The American health system “can seem designed to discourage people from using services,” they wrote in the report, U.S. Health Care from a Global Perspective, 2022: Accelerating Spending, Worsening Outcomes. “High out-of-pocket costs lead nearly half of working-age adults to skip or delay getting needed care.”

The U.S. spends $10,687 per person each year on health-care programs and insurance, plus another $1,225 for household out-of-pocket costs, the research found.

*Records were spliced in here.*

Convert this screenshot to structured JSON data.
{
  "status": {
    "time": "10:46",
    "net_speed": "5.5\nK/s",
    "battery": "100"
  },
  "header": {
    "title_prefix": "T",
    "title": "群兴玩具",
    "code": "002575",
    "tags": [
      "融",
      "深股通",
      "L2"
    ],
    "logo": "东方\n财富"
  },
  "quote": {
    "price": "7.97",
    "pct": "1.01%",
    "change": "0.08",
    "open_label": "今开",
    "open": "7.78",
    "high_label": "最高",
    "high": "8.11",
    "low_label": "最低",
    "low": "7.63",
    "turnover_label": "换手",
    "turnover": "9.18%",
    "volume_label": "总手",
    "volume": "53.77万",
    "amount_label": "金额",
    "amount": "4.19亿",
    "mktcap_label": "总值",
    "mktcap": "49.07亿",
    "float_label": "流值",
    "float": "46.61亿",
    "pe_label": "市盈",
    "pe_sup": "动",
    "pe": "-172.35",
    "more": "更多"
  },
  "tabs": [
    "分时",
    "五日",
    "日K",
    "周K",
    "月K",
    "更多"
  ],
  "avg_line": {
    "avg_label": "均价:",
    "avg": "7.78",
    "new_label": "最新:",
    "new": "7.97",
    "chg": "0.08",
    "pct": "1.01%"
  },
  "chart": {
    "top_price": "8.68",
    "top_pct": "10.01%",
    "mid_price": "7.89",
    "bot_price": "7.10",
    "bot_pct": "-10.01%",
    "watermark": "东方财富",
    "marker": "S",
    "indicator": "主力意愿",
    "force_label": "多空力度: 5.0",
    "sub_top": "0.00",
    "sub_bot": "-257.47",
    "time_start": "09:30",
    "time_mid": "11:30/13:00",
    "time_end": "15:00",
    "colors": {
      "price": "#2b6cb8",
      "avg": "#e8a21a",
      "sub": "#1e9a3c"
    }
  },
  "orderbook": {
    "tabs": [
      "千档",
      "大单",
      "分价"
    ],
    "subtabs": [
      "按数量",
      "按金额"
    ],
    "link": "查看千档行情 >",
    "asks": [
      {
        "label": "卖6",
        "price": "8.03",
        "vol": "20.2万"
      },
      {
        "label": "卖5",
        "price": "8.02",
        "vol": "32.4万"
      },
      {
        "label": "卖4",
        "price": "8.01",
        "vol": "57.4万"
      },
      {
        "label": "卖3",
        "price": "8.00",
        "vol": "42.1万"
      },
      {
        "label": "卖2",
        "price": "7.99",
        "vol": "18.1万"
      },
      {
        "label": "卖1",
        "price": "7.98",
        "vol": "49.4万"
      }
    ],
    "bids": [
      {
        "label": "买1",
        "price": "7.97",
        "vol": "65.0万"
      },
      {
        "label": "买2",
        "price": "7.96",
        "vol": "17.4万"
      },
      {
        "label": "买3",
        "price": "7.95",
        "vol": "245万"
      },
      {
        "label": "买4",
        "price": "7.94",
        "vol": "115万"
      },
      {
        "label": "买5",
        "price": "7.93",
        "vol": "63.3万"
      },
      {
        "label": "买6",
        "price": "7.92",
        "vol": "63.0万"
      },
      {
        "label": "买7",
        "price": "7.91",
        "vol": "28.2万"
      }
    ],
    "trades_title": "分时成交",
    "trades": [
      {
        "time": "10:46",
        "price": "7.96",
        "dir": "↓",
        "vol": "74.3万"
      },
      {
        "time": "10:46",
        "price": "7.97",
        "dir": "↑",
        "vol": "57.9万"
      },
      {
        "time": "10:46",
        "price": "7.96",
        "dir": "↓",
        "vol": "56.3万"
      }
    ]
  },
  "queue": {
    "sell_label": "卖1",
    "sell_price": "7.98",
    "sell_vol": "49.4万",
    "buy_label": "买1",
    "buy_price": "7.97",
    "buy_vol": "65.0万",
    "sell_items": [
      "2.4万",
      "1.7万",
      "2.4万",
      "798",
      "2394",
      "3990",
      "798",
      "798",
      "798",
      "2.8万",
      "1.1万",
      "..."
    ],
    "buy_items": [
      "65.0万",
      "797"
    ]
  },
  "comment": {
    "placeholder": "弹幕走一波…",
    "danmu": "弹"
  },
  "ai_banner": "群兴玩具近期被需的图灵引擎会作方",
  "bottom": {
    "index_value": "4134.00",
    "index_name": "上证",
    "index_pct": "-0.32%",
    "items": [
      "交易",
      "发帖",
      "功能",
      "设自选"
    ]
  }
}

That compares to less than $4,000 for both components in South Korea, the lowest of 13 countries the group tracked, and just over $7,000 in Germany, the second-biggest spender after the U.S.

Yet Americans are seen by doctors less than half as often as people in the Netherlands, Germany, Japan and Korea, and the U.S. has fewer physicians per patient than any other member nation of the Organization for Economic Co-operation and Development, according to the report. Hospital stays, less than five days on average, are also shorter than those in peer countries.

The pandemic has taken an exceptionally high toll on the U.S., which has the highest Covid death rate of any country. Avoidable deaths from ailments like diabetes, high blood pressure and preventable cancers outstrip every other wealthy country, the researchers said. The U.S. also leads wealthy nations in infant and maternal mortality.

Other vulnerable populations include Black Americans, who die four years younger on average than Whites, while American Indians and Alaska Natives die seven years sooner.

The findings “demonstrate the importance of a health-care system that supports chronic disease prevention and management, the early diagnosis and treatment of medical problems, affordable access to health-care coverage, and cost-containment,” the researchers concluded. “Other countries have found ways to do these things well; the U.S. can as well.”